Rest assured that as long as the items you are parting with are in good condition, someone else could always benefit from your donation.

Plus, it feels so rewarding when you’re done!

Another excellent resource would be charitable organizations that help families get back on their feet after dealing with personal crisis, financial or otherwise.

With charities, used furniture is always in demand, especially if it is in good condition. Check your local government listings to see what is available where you live.

Hire Outside Help

If you are really fearful of making a mistake, then by all means hire  outside help.

The professional interior designer, or professional organizer will save you time, money and the headache of having to deal with everything yourself.

Trust me, this is one of those times when the expense is absolutely worth it. You will keep your sanity, and sail through what could otherwise be a major crisis.


I’m sure you know the story of Aladdin and his famous Lamp.

All Aladdin had to do, was rub the lamp and a genie would appear to grant him three wishes.

As we all know, he was not granted an infinite number of wishes – only three.

If you stop to think about it, if you had an unlimited number of wishes it would be really hard to decide on anything.

It could even backfire, if you happened to wish for something unpleasant in a moment of anger.

With just three wishes, you will likely stop and think about the consequences, whatever they may be.

Making decisions works the same way.

Being faced with too many choices can be overwhelming.

Do you sometimes have trouble making decisions?

Perhaps it would help to narrow down the choices? Let’s take a moment to re-evaluate your situation.

Begin by choosing from one of the following categories to see which personality best fits your profile. (To make things easier I’m limiting you to just three choices).

Go ahead, which one are you?

The Empty Nester

If you are downsizing to a smaller home, you are likely dealing with a lifetime of memories.

The amount of accumulated stuff can be vast. Trying to decide which possessions to keep and which ones to get rid of can sap your energy in no time.

A similar scenario awaits you if you are dealing with the estate of a deceased family member. You are likely overcome by grief while at the same time being faced with a multitude of decisions related to the deceased’s estate.

Where do you even begin?


The Pack Rat

Then again, maybe you’re just a pack rat.
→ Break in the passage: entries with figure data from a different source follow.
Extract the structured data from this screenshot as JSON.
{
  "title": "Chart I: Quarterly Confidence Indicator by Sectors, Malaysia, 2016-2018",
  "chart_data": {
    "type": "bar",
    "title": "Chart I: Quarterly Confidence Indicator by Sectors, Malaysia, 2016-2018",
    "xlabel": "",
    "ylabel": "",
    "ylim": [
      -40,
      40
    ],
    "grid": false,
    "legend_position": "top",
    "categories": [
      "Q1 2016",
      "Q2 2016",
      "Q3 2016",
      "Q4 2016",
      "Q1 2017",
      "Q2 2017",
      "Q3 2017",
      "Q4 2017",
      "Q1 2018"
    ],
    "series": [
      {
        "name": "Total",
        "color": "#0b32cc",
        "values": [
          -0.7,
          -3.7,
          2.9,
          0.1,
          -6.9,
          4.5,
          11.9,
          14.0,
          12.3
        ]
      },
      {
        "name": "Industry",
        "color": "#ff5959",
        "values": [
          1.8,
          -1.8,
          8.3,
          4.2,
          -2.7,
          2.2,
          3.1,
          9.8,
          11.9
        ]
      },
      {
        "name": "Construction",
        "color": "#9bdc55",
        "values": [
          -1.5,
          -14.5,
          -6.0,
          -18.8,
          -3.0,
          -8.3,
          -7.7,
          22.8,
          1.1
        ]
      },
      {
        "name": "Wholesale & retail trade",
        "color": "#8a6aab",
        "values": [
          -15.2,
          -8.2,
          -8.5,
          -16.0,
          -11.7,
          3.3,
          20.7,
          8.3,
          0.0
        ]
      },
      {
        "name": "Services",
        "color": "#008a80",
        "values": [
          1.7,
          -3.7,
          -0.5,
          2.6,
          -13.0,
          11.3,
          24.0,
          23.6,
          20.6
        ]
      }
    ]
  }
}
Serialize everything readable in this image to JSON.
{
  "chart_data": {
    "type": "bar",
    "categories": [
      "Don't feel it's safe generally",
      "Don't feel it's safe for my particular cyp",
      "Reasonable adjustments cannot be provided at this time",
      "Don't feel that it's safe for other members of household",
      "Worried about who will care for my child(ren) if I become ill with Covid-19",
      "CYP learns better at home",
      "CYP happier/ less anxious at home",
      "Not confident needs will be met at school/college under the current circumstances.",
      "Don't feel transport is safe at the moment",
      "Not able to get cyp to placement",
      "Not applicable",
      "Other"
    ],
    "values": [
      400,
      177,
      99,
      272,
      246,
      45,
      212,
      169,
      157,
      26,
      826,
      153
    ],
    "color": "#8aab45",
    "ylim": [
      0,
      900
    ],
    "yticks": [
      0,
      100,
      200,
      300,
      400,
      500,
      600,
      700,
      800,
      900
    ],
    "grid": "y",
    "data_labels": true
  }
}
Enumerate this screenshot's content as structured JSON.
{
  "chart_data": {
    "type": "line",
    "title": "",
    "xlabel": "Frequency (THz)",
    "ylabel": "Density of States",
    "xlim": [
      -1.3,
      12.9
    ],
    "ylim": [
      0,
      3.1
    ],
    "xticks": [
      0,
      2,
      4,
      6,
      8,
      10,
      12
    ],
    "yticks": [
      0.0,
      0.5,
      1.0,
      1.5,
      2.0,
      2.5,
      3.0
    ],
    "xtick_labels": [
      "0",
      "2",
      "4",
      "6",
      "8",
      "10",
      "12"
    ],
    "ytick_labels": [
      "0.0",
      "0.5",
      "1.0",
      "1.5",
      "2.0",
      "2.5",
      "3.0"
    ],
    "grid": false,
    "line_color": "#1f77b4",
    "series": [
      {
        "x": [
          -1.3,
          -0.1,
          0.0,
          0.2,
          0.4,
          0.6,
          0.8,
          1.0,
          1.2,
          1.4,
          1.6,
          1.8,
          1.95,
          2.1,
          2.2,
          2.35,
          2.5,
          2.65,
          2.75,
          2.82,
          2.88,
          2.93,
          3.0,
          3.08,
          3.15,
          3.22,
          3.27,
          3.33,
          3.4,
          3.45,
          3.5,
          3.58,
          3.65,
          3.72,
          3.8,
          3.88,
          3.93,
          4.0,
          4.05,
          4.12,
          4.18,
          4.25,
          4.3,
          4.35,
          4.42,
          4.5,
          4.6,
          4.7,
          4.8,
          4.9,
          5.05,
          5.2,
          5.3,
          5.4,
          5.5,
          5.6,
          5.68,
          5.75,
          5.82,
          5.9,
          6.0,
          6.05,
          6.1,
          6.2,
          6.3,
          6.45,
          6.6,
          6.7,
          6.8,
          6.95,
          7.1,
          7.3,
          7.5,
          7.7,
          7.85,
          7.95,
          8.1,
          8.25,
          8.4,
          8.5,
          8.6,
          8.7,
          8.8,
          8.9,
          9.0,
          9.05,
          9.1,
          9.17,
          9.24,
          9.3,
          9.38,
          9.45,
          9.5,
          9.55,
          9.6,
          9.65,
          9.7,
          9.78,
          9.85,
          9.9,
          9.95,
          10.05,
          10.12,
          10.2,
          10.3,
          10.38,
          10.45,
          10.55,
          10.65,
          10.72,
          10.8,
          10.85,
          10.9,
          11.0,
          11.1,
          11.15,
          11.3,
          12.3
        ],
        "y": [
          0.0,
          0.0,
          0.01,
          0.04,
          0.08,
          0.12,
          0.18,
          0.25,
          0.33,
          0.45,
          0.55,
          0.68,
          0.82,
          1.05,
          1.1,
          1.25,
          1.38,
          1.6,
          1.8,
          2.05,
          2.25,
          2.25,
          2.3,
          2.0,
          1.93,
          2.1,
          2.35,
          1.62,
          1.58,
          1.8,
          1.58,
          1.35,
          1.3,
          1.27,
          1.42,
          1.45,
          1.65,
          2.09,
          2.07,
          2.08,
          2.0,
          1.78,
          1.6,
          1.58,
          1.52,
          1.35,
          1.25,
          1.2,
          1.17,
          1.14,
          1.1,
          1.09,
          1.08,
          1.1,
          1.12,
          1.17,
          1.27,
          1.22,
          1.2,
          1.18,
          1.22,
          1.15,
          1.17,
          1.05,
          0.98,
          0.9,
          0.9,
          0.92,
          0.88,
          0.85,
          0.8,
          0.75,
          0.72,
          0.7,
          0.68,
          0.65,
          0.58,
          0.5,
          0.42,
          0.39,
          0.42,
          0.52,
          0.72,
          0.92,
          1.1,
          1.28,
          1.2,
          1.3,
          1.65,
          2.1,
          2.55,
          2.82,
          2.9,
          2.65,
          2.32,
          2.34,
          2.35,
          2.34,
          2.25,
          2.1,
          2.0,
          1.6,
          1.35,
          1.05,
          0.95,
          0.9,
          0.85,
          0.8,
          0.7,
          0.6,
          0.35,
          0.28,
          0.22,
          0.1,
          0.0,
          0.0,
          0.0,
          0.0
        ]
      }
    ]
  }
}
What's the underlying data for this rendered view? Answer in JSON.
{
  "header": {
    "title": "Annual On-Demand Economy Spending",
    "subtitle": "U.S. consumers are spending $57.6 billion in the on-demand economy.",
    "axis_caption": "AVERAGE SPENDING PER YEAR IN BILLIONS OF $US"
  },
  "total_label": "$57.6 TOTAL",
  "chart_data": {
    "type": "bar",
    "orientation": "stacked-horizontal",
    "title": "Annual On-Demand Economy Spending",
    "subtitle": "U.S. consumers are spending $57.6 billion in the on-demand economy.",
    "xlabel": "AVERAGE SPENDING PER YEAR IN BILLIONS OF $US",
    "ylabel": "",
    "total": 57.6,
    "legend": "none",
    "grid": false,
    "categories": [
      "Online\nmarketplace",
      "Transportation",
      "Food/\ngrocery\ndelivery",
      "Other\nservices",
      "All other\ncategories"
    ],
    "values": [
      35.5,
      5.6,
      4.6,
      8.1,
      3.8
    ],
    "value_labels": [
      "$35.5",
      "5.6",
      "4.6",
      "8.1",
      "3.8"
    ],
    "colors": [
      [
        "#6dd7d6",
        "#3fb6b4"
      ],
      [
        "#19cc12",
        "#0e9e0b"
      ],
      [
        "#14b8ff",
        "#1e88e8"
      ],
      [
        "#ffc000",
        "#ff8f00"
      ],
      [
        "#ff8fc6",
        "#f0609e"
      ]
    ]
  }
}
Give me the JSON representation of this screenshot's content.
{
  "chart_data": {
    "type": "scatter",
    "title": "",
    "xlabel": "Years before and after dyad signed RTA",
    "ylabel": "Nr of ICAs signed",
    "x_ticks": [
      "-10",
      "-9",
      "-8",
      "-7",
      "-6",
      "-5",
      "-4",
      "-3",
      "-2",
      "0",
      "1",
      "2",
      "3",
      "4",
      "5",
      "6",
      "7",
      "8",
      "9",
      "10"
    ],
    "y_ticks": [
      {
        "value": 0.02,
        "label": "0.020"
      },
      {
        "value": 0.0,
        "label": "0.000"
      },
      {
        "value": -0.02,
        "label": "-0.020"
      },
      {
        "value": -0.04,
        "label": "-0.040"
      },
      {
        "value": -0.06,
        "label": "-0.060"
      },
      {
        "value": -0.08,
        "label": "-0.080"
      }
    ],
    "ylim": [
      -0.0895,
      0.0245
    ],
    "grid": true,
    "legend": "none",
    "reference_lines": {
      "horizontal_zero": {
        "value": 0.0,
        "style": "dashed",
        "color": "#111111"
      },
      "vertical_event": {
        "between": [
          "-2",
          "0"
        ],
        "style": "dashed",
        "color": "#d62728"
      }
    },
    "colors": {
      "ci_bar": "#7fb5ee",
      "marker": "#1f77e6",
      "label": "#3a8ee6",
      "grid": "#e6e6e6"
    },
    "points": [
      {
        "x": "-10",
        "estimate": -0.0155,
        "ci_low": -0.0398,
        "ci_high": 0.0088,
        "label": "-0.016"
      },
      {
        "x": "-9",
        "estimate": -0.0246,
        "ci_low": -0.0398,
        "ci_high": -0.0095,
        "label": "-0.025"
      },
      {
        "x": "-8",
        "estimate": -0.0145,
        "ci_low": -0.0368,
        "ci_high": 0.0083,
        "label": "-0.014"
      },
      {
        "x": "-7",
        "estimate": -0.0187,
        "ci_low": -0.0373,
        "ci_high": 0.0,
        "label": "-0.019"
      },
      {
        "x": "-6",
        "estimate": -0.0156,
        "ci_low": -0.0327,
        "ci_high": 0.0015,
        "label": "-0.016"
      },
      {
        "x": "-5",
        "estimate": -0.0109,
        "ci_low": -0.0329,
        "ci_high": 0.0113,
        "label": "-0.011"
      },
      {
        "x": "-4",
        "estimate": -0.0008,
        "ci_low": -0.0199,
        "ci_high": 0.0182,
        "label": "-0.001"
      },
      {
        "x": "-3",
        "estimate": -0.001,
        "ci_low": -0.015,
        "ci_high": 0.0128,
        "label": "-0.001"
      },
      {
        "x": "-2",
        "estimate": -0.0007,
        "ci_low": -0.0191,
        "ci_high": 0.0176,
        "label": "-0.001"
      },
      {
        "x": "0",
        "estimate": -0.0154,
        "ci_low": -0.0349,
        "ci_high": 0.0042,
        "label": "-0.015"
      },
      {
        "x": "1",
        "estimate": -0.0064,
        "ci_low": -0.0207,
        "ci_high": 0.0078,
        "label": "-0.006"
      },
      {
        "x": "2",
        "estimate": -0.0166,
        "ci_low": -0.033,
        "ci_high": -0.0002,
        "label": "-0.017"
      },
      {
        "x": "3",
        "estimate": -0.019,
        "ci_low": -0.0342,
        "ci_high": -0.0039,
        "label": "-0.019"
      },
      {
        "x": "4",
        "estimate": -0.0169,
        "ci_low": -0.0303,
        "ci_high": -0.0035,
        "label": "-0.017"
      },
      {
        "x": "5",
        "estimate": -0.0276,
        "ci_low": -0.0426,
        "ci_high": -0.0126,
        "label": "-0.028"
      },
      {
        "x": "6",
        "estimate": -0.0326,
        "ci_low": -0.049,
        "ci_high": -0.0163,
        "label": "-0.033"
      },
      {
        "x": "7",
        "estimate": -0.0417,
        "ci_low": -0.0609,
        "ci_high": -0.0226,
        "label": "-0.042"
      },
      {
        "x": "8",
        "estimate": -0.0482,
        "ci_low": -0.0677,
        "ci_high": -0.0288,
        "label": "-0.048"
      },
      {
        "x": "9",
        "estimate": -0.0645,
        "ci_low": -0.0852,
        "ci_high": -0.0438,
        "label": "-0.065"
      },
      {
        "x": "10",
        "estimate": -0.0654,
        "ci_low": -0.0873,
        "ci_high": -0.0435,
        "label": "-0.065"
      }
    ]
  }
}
In your fifth decade of life you find that you are still holding on to many childhood treasures, including your English notebook from third grade and award-winning projects from grade school to college.

Clearly, your pack rat tendencies need to stop, but trying to unload years of accumulated clutter can be a challenge.

The Waffler (You Simply Can’t Decide. Period)

You want to paint your living room, but can’t decide on a color. There are just too many choices.

You need a new dining set, but can’t decide on the correct style for the breakfast nook. You’re terrified of making a mistake.

In this instance, being faced with too many choices seems to launch you into overwhelm.

Overwhelm can be paralyzing.

Whether you are dealing with household clutter, day to day decorating decisions or the mammoth task of downsizing your home, these decisions are clearly challenging.

My advice is to start small. Take it one step at a time.